One of my favorite quotes is “small hinges move big doors,” and it’s especially true in business. One little tweak could mean a world of difference in achieving better results, so I would keep my eyes open for those opportunities.

Then, applying tip #1 above, I’d approach my boss in this way:

“I’ve noticed we aren’t operating as efficiently as we need to be on our website creation process, and there seems to be a breakdown in getting feedback from our clients in a timely manner. I found this tool that will send automatic reminders to the client at a schedule we set, and it has a 30-day free trial. Could we test it out?”

3. I would actively build relationships across all departments.

I’ve witnessed “us vs. them” behavior creep up within several of the organizations I’ve worked for:

  • Sales vs. operations
  • Sales vs. marketing
  • Sales vs. sales (what is it with competitive sales people?!)

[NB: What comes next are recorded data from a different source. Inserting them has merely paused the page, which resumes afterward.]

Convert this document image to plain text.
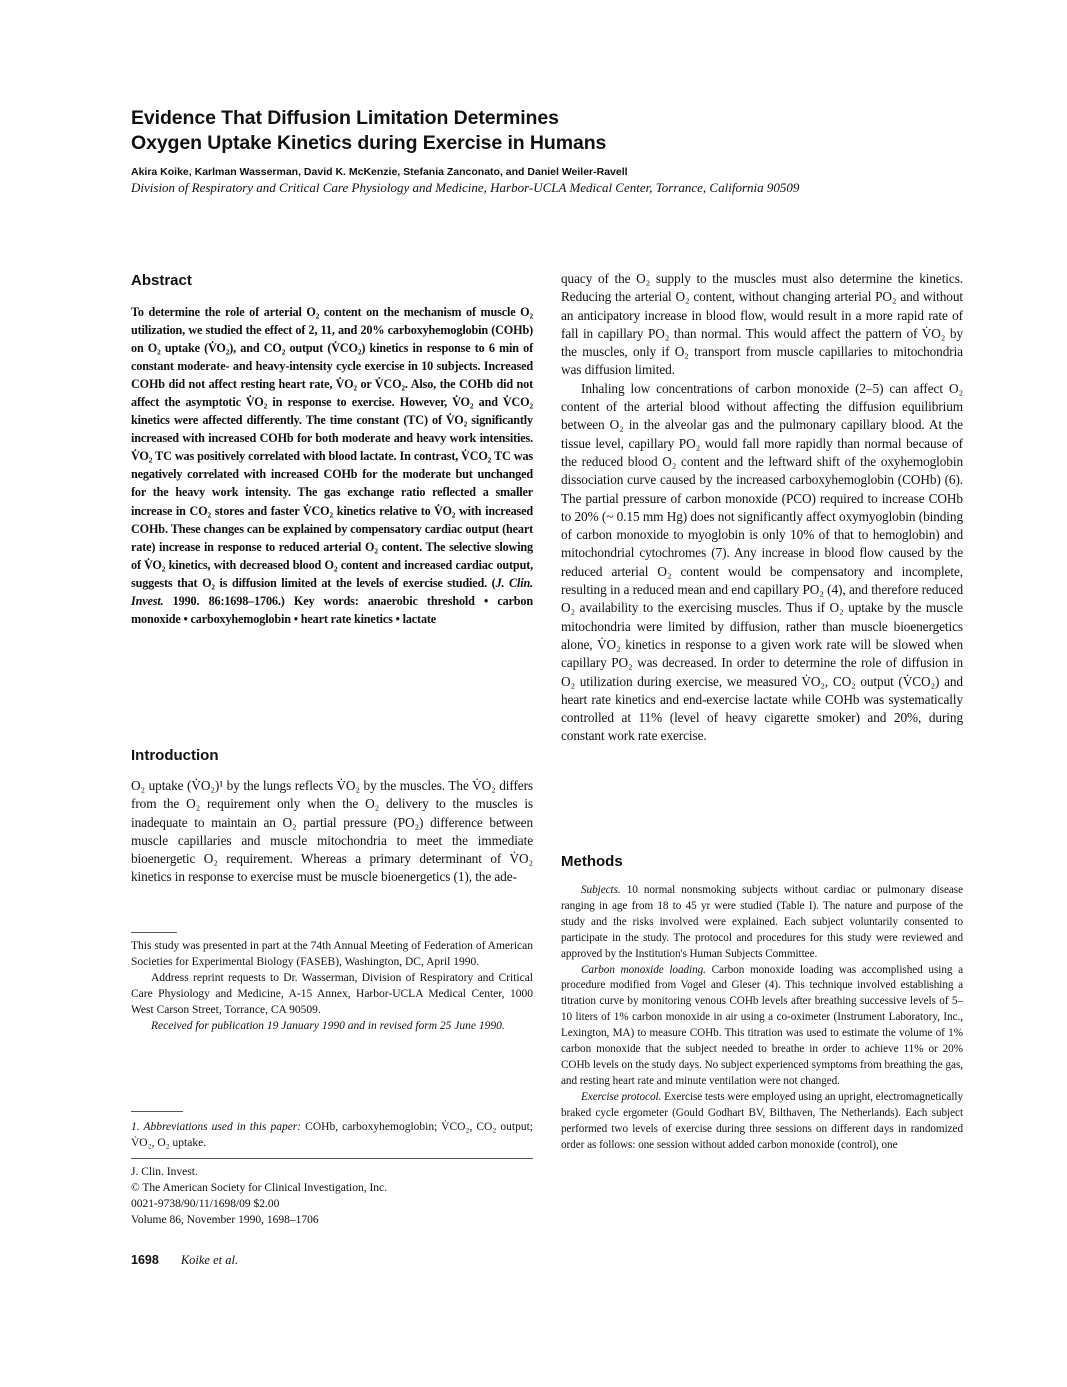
Evidence That Diffusion Limitation Determines
Oxygen Uptake Kinetics during Exercise in Humans
Akira Koike, Karlman Wasserman, David K. McKenzie, Stefania Zanconato, and Daniel Weiler-Ravell
Division of Respiratory and Critical Care Physiology and Medicine, Harbor-UCLA Medical Center, Torrance, California 90509
Abstract

To determine the role of arterial O₂ content on the mechanism of muscle O₂ utilization, we studied the effect of 2, 11, and 20% carboxyhemoglobin (COHb) on O₂ uptake (V̇O₂), and CO₂ output (V̇CO₂) kinetics in response to 6 min of constant moderate- and heavy-intensity cycle exercise in 10 subjects. Increased COHb did not affect resting heart rate, V̇O₂ or V̇CO₂. Also, the COHb did not affect the asymptotic V̇O₂ in response to exercise. However, V̇O₂ and V̇CO₂ kinetics were affected differently. The time constant (TC) of V̇O₂ significantly increased with increased COHb for both moderate and heavy work intensities. V̇O₂ TC was positively correlated with blood lactate. In contrast, V̇CO₂ TC was negatively correlated with increased COHb for the moderate but unchanged for the heavy work intensity. The gas exchange ratio reflected a smaller increase in CO₂ stores and faster V̇CO₂ kinetics relative to V̇O₂ with increased COHb. These changes can be explained by compensatory cardiac output (heart rate) increase in response to reduced arterial O₂ content. The selective slowing of V̇O₂ kinetics, with decreased blood O₂ content and increased cardiac output, suggests that O₂ is diffusion limited at the levels of exercise studied. (J. Clin. Invest. 1990. 86:1698–1706.) Key words: anaerobic threshold • carbon monoxide • carboxyhemoglobin • heart rate kinetics • lactate

Introduction

O₂ uptake (V̇O₂)¹ by the lungs reflects V̇O₂ by the muscles. The V̇O₂ differs from the O₂ requirement only when the O₂ delivery to the muscles is inadequate to maintain an O₂ partial pressure (PO₂) difference between muscle capillaries and muscle mitochondria to meet the immediate bioenergetic O₂ requirement. Whereas a primary determinant of V̇O₂ kinetics in response to exercise must be muscle bioenergetics (1), the ade-

This study was presented in part at the 74th Annual Meeting of Federation of American Societies for Experimental Biology (FASEB), Washington, DC, April 1990.

Address reprint requests to Dr. Wasserman, Division of Respiratory and Critical Care Physiology and Medicine, A-15 Annex, Harbor-UCLA Medical Center, 1000 West Carson Street, Torrance, CA 90509.

Received for publication 19 January 1990 and in revised form 25 June 1990.

1. Abbreviations used in this paper: COHb, carboxyhemoglobin; V̇CO₂, CO₂ output; V̇O₂, O₂ uptake.

J. Clin. Invest.
© The American Society for Clinical Investigation, Inc.
0021-9738/90/11/1698/09 $2.00
Volume 86, November 1990, 1698–1706
1698 Koike et al.

quacy of the O₂ supply to the muscles must also determine the kinetics. Reducing the arterial O₂ content, without changing arterial PO₂ and without an anticipatory increase in blood flow, would result in a more rapid rate of fall in capillary PO₂ than normal. This would affect the pattern of V̇O₂ by the muscles, only if O₂ transport from muscle capillaries to mitochondria was diffusion limited.

Inhaling low concentrations of carbon monoxide (2–5) can affect O₂ content of the arterial blood without affecting the diffusion equilibrium between O₂ in the alveolar gas and the pulmonary capillary blood. At the tissue level, capillary PO₂ would fall more rapidly than normal because of the reduced blood O₂ content and the leftward shift of the oxyhemoglobin dissociation curve caused by the increased carboxyhemoglobin (COHb) (6). The partial pressure of carbon monoxide (PCO) required to increase COHb to 20% (~ 0.15 mm Hg) does not significantly affect oxymyoglobin (binding of carbon monoxide to myoglobin is only 10% of that to hemoglobin) and mitochondrial cytochromes (7). Any increase in blood flow caused by the reduced arterial O₂ content would be compensatory and incomplete, resulting in a reduced mean and end capillary PO₂ (4), and therefore reduced O₂ availability to the exercising muscles. Thus if O₂ uptake by the muscle mitochondria were limited by diffusion, rather than muscle bioenergetics alone, V̇O₂ kinetics in response to a given work rate will be slowed when capillary PO₂ was decreased. In order to determine the role of diffusion in O₂ utilization during exercise, we measured V̇O₂, CO₂ output (V̇CO₂) and heart rate kinetics and end-exercise lactate while COHb was systematically controlled at 11% (level of heavy cigarette smoker) and 20%, during constant work rate exercise.

Methods

Subjects. 10 normal nonsmoking subjects without cardiac or pulmonary disease ranging in age from 18 to 45 yr were studied (Table I). The nature and purpose of the study and the risks involved were explained. Each subject voluntarily consented to participate in the study. The protocol and procedures for this study were reviewed and approved by the Institution's Human Subjects Committee.

Carbon monoxide loading. Carbon monoxide loading was accomplished using a procedure modified from Vogel and Gleser (4). This technique involved establishing a titration curve by monitoring venous COHb levels after breathing successive levels of 5–10 liters of 1% carbon monoxide in air using a co-oximeter (Instrument Laboratory, Inc., Lexington, MA) to measure COHb. This titration was used to estimate the volume of 1% carbon monoxide that the subject needed to breathe in order to achieve 11% or 20% COHb levels on the study days. No subject experienced symptoms from breathing the gas, and resting heart rate and minute ventilation were not changed.

Exercise protocol. Exercise tests were employed using an upright, electromagnetically braked cycle ergometer (Gould Godhart BV, Bilthaven, The Netherlands). Each subject performed two levels of exercise during three sessions on different days in randomized order as follows: one session without added carbon monoxide (control), one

And I’ve seen that behavior cause companies serious grief. While some healthy competition can be motivating and fun, going too far can create a toxic environment that kills productivity and morale.

If I were ever an employee again, I’d seek to build relationships and friendships across silos, and proactively encourage others to do the same.

4. I would try to understand my boss as a person and make his or her work life easier.

We are all human, motivated by and scared of different things. I’d try to get to know my boss on a psychological level (in a non-creepy way, of course) to understand how I could best support him or her.

What are my boss’s strengths and weaknesses? Any blind spots? Any activities he or she could delegate to me to spend more time on higher priority initiatives?

I appreciate it so much when my employees seek to understand and support my work style, and I try to extend them the same courtesy.

5. I would try to think more strategically.

Some employees get stuck in “just tell me what to do” mode, or struggle to problem-solve when issues arise. By understanding the overall vision, mission, and goals of the company, employees can begin to think strategically and make better decisions.

By thinking strategically and in alignment with the company’s goals, I would hope to reduce stress and decision-fatigue for my boss while contributing meaningful insight and ideas.

6. I would treat my areas of responsibility as my own mini-business-within-the-business.

As such, I would set up metrics that are meaningful to my boss and the company, and would effectively track and measure my success. I’d also proactively provide status updates to further demonstrate that ownership mindset.

By fully “owning” the tasks assigned to me, my boss would learn over time that he or she could fully trust me to drive results.

7. I would proactively contribute to the company’s culture.

Culture is so important to the overall job satisfaction of employees. Here are some things I would do to contribute to culture:

  • Collaborate with other employees wherever it made sense.
  • Recognize other people doing great things and publicly acknowledge them.
  • Help to organize off hours activities, like volunteering opportunities or outings.

Again, this is just one side of the relationship between employee and employer — bosses have their own crucial ways they can nurture employees. But that’s for another article.

I’m grateful for the perspective I’ve gained by living on the other side of the fence for the last six years, and if I ever find myself in employee status again, I hope I’d be a lot better prepared to make a big impact on the business.